Bank Indonesia Keeps Policy Rate Unchanged#

On Wednesday, Bank Indonesia decided to keep its policy interest rate steady at 4.75%. This decision aims to support a stronger Indonesian rupiah, as noted in a recent report from Bank of America.

Future Monetary Policy Adjustments#

While the current rate remains unchanged, Bank Indonesia has not ruled out the possibility of tightening monetary policy in the future. This could include raising the policy rate if necessary. The central bank is also focused on promoting credit growth and overall economic expansion by maintaining supportive macroeconomic policies.

Insights from Bank of America Analysts#

Analysts from Bank of America expect that the policy rate will remain stable for the foreseeable future. Instead of increasing the rate, they believe that Bank Indonesia may raise the yields on its short-term bonds (SRBI) to tighten monetary conditions if needed. Currently, the yields on these bonds are approximately 90 basis points higher than the policy rate.

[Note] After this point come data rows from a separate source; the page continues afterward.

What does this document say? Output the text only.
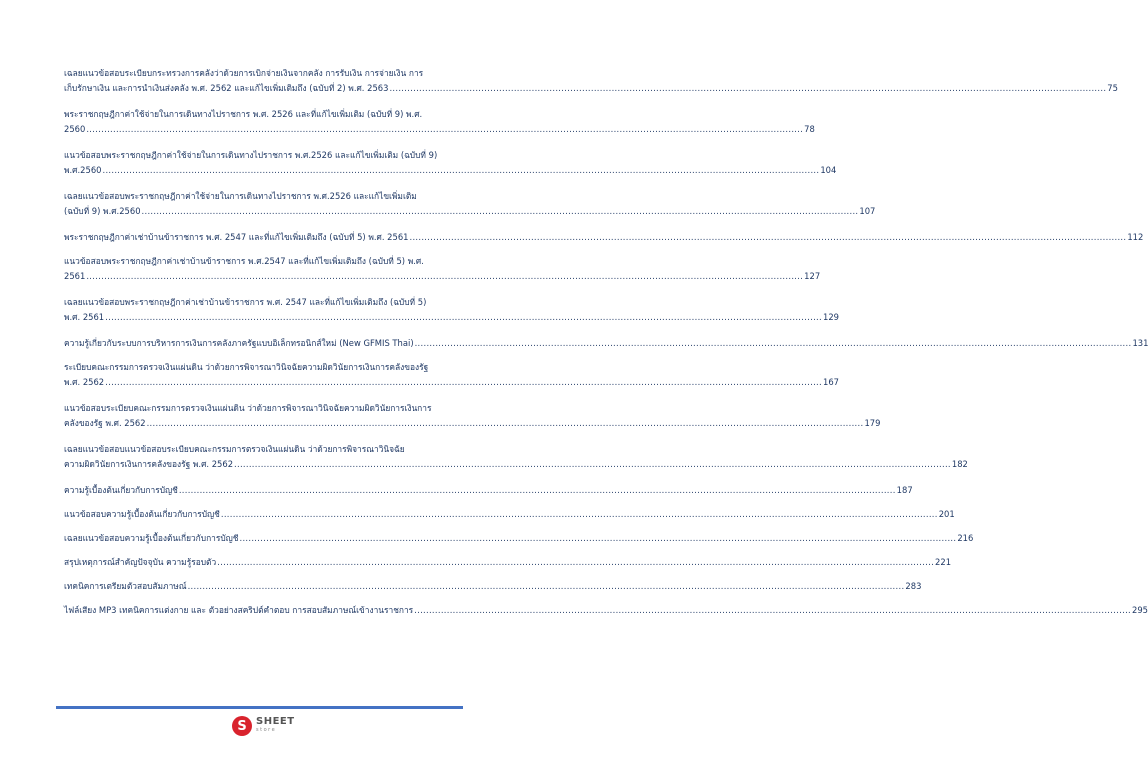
เฉลยแนวข้อสอบระเบียบกระทรวงการคลังว่าด้วยการเบิกจ่ายเงินจากคลัง การรับเงิน การจ่ายเงิน การ
เก็บรักษาเงิน และการนำเงินส่งคลัง พ.ศ. 2562 และแก้ไขเพิ่มเติมถึง (ฉบับที่ 2) พ.ศ. 2563 .....	75
พระราชกฤษฎีกาค่าใช้จ่ายในการเดินทางไปราชการ พ.ศ. 2526 และที่แก้ไขเพิ่มเติม (ฉบับที่ 9) พ.ศ.
2560 .....	78
แนวข้อสอบพระราชกฤษฎีกาค่าใช้จ่ายในการเดินทางไปราชการ พ.ศ.2526 และแก้ไขเพิ่มเติม (ฉบับที่ 9)
พ.ศ.2560 .....	104
เฉลยแนวข้อสอบพระราชกฤษฎีกาค่าใช้จ่ายในการเดินทางไปราชการ พ.ศ.2526 และแก้ไขเพิ่มเติม
(ฉบับที่ 9) พ.ศ.2560 .....	107
พระราชกฤษฎีกาค่าเช่าบ้านข้าราชการ พ.ศ. 2547 และที่แก้ไขเพิ่มเติมถึง (ฉบับที่ 5) พ.ศ. 2561 .....	112
แนวข้อสอบพระราชกฤษฎีกาค่าเช่าบ้านข้าราชการ พ.ศ.2547 และที่แก้ไขเพิ่มเติมถึง (ฉบับที่ 5) พ.ศ.
2561 .....	127
เฉลยแนวข้อสอบพระราชกฤษฎีกาค่าเช่าบ้านข้าราชการ พ.ศ. 2547 และที่แก้ไขเพิ่มเติมถึง (ฉบับที่ 5)
พ.ศ. 2561 .....	129
ความรู้เกี่ยวกับระบบการบริหารการเงินการคลังภาครัฐแบบอิเล็กทรอนิกส์ใหม่ (New GFMIS Thai) .....	131
ระเบียบคณะกรรมการตรวจเงินแผ่นดิน ว่าด้วยการพิจารณาวินิจฉัยความผิดวินัยการเงินการคลังของรัฐ
พ.ศ. 2562 .....	167
แนวข้อสอบระเบียบคณะกรรมการตรวจเงินแผ่นดิน ว่าด้วยการพิจารณาวินิจฉัยความผิดวินัยการเงินการ
คลังของรัฐ พ.ศ. 2562 .....	179
เฉลยแนวข้อสอบแนวข้อสอบระเบียบคณะกรรมการตรวจเงินแผ่นดิน ว่าด้วยการพิจารณาวินิจฉัย
ความผิดวินัยการเงินการคลังของรัฐ พ.ศ. 2562 .....	182
ความรู้เบื้องต้นเกี่ยวกับการบัญชี .....	187
แนวข้อสอบความรู้เบื้องต้นเกี่ยวกับการบัญชี .....	201
เฉลยแนวข้อสอบความรู้เบื้องต้นเกี่ยวกับการบัญชี .....	216
สรุปเหตุการณ์สำคัญปัจจุบัน ความรู้รอบตัว .....	221
เทคนิคการเตรียมตัวสอบสัมภาษณ์ .....	283
ไฟล์เสียง MP3 เทคนิคการแต่งกาย และ ตัวอย่างสคริปต์คำตอบ การสอบสัมภาษณ์เข้างานราชการ .....	295
S SHEET
store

Addressing Currency Concerns#

Bank Indonesia's decision to maintain the policy rate is partly due to concerns about the rupiah's value, particularly as it hovers just above 17,000 against the US dollar (USD-IDR). The central bank considers the rupiah to be undervalued based on its economic fundamentals and is prepared to intervene in foreign exchange markets to stabilize it. Additionally, the central bank has revised its current account deficit forecast for 2026, lowering it by 40 basis points to a range of 0.5-1.3% of GDP.

Enhancing Foreign Exchange Management#

To improve foreign exchange management, Bank Indonesia has allowed certain primary dealers to participate in offshore non-deliverable forwards (NDFs). This move aims to align offshore pricing with onshore foreign exchange markets. The central bank also reported an increase in the share of spot transactions with valid documentation, rising from 89.2% to 93.5%. Overall, Bank Indonesia is committed to maintaining stability in both foreign exchange and inflation while aiming for loan growth within its target range of 8-12% for 2026.